The Dot Operator

The dot operator will perform a lot of magic to convert types. It will perform auto-referencing, auto-dereferencing, and coercion until types match. The detailed mechanics of method lookup are defined here, but here is a brief overview that outlines the main steps.

Suppose we have a function foo that has a receiver (a self, &self or &mut self parameter). If we call value.foo(), the compiler needs to determine what type Self is before it can call the correct implementation of the function. For this example, we will say that value has type T.

We will use fully-qualified syntax to be more clear about exactly which type we are calling a function on.

• First, the compiler checks if it can call T::foo(value) directly. This is called a "by value" method call.
• If it can't call this function (for example, if the function has the wrong type or a trait isn't implemented for Self), then the compiler tries to add in an automatic reference. This means that the compiler tries <&T>::foo(value) and <&mut T>::foo(value). This is called an "autoref" method call.
• If none of these candidates worked, it dereferences T and tries again.
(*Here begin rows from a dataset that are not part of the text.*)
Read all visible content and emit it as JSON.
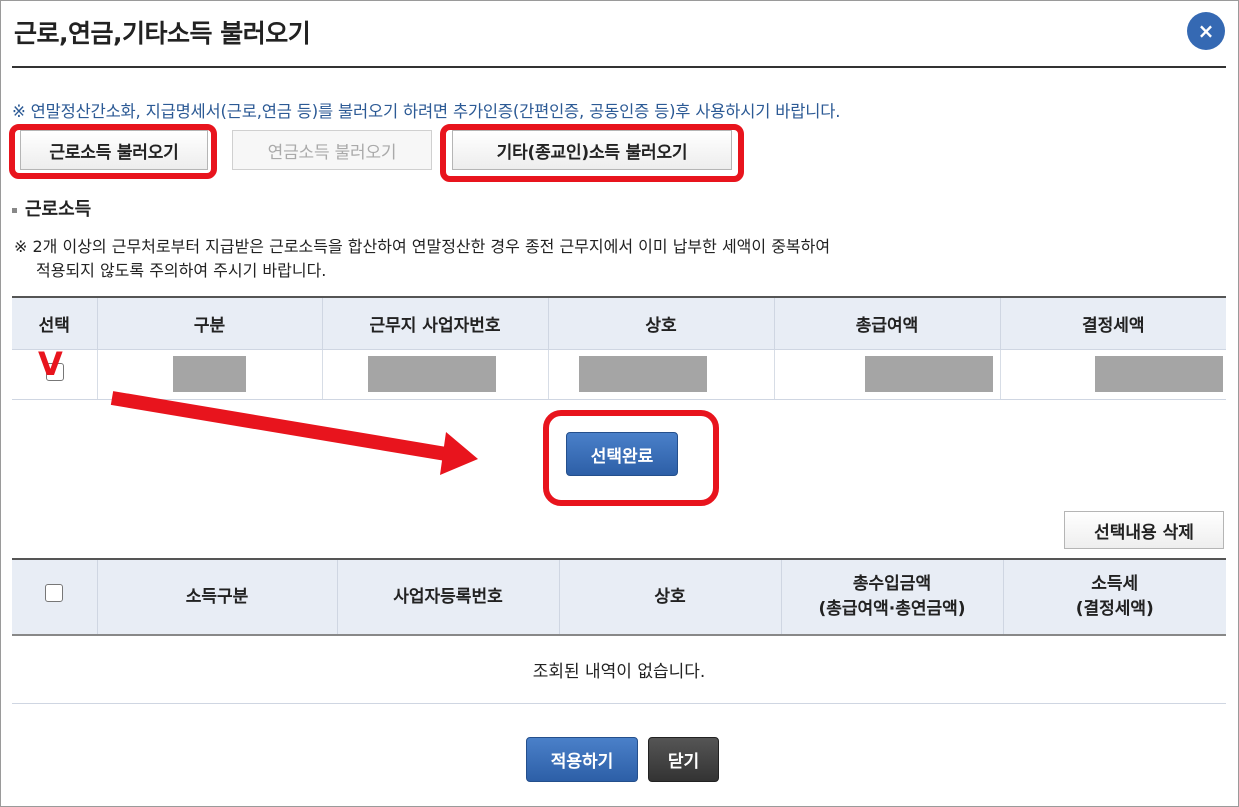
{
  "dialog": {
    "title": "근로,연금,기타소득 불러오기",
    "close_label": "×"
  },
  "notice_top": "※ 연말정산간소화, 지급명세서(근로,연금 등)를 불러오기 하려면 추가인증(간편인증, 공동인증 등)후 사용하시기 바랍니다.",
  "load_buttons": {
    "labor": "근로소득 불러오기",
    "pension": "연금소득 불러오기",
    "other": "기타(종교인)소득 불러오기"
  },
  "section": {
    "title": "근로소득",
    "notice_line1": "※ 2개 이상의 근무처로부터 지급받은 근로소득을 합산하여 연말정산한 경우 종전 근무지에서 이미 납부한 세액이 중복하여",
    "notice_line2": "적용되지 않도록 주의하여 주시기 바랍니다."
  },
  "labor_table": {
    "headers": [
      "선택",
      "구분",
      "근무지 사업자번호",
      "상호",
      "총급여액",
      "결정세액"
    ]
  },
  "annotation_mark": "V",
  "select_complete_label": "선택완료",
  "delete_selected_label": "선택내용 삭제",
  "result_table": {
    "headers": [
      "소득구분",
      "사업자등록번호",
      "상호",
      "총수입금액",
      "(총급여액·총연금액)",
      "소득세",
      "(결정세액)"
    ],
    "empty_message": "조회된 내역이 없습니다."
  },
  "footer": {
    "apply_label": "적용하기",
    "close_label": "닫기"
  },
  "colors": {
    "accent_blue": "#2d5fa7",
    "highlight_red": "#e8141d",
    "notice_blue": "#2c5a95"
  }
}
This uses the Deref trait - if T: Deref<Target = U> then it tries again with type U instead of T. If it can't dereference T, it can also try unsizing T. This just means that if T has a size parameter known at compile time, it "forgets" it for the purpose of resolving methods. For instance, this unsizing step can convert [i32; 2] into [i32] by "forgetting" the size of the array.

Here is an example of the method lookup algorithm:

let array: Rc<Box<[T; 3]>> = ...;
let first_entry = array[0];

How does the compiler actually compute array[0] when the array is behind so many indirections? First, array[0] is really just syntax sugar for the Index trait - the compiler will convert array[0] into array.index(0). Now, the compiler checks to see if array implements Index, so that it can call the function.
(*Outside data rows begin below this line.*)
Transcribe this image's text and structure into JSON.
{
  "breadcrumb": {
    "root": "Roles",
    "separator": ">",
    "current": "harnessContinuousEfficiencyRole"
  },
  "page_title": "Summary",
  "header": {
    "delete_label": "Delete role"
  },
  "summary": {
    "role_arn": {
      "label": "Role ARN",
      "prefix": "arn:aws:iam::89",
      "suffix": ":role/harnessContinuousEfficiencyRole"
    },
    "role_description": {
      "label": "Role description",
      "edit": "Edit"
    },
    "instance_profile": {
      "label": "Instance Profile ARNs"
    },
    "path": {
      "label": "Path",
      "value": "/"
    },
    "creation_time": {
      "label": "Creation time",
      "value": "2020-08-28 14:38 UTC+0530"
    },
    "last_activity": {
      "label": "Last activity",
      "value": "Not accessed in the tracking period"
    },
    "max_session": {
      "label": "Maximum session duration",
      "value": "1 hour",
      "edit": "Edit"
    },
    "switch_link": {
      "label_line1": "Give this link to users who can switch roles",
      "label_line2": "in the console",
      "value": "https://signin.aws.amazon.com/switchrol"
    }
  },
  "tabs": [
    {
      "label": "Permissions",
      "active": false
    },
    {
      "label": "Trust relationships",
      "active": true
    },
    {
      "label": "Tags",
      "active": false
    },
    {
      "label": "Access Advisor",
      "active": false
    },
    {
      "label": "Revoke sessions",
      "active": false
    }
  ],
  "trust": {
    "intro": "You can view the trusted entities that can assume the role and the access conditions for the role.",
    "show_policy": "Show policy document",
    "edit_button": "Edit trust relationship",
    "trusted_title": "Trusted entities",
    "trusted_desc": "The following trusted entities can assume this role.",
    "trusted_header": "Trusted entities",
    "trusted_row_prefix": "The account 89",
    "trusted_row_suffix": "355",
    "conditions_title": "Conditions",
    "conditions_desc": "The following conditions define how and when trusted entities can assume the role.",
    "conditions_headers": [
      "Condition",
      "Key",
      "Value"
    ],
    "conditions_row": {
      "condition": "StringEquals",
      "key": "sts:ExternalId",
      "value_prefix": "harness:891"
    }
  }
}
Then, the compiler checks if Rc<Box<[T; 3]>> implements Index, but it does not, and neither do &Rc<Box<[T; 3]>> or &mut Rc<Box<[T; 3]>>. Since none of these worked, the compiler dereferences the Rc<Box<[T; 3]>> into Box<[T; 3]> and tries again. Box<[T; 3]>, &Box<[T; 3]>, and &mut Box<[T; 3]> do not implement Index, so it dereferences again. [T; 3] and its autorefs also do not implement Index. It can't dereference [T; 3], so the compiler unsizes it, giving [T]. Finally, [T] implements Index, so it can now call the actual index function.

Consider the following more complicated example of the dot operator at work:

#![allow(unused)]
fn main() {
fn do_stuff<T: Clone>(value: &T) {
    let cloned = value.clone();
}
}

What type is cloned? First, the compiler checks if it can call by value. The type of value is &T, and so the clone function has signature fn clone(&T) -> T. It knows that T: Clone, so the compiler finds that cloned: T.

What would happen if the T: Clone restriction was removed? It would not be able to call by value, since there is no implementation of Clone for T. So the compiler tries to call by autoref. In this case, the function has the signature fn clone(&&T) -> &T since Self = &T. The compiler sees that &T: Clone, and then deduces that cloned: &T.

Here is another example where the autoref behavior is used to create some subtle effects:

#![allow(unused)]
fn main() {
use std::sync::Arc;

#[derive(Clone)]
struct Container<T>(Arc<T>);

fn clone_containers<T>(foo: &Container<i32>, bar: &Container<T>) {
    let foo_cloned = foo.clone();
    let bar_cloned = bar.clone();
}
}

What types are foo_cloned and bar_cloned? We know that Container<i32>: Clone, so the compiler calls clone by value to give foo_cloned: Container<i32>. However, bar_cloned actually has type &Container<T>. Surely this doesn't make sense - we added #[derive(Clone)] to Container, so it must implement Clone! Looking closer, the code generated by the derive macro is (roughly):

impl<T> Clone for Container<T> where T: Clone {
    fn clone(&self) -> Self {
        Self(Arc::clone(&self.0))
    }
}

The derived Clone implementation is only defined where T: Clone, so there is no implementation for Container<T>: Clone for a generic T. The compiler then looks to see if &Container<T> implements Clone, which it does. So it deduces that clone is called by autoref, and so bar_cloned has type &Container<T>.

We can fix this by implementing Clone manually without requiring T: Clone:

impl<T> Clone for Container<T> {
    fn clone(&self) -> Self {
        Self(Arc::clone(&self.0))
    }
}

Now, the type checker deduces that bar_cloned: Container<T>.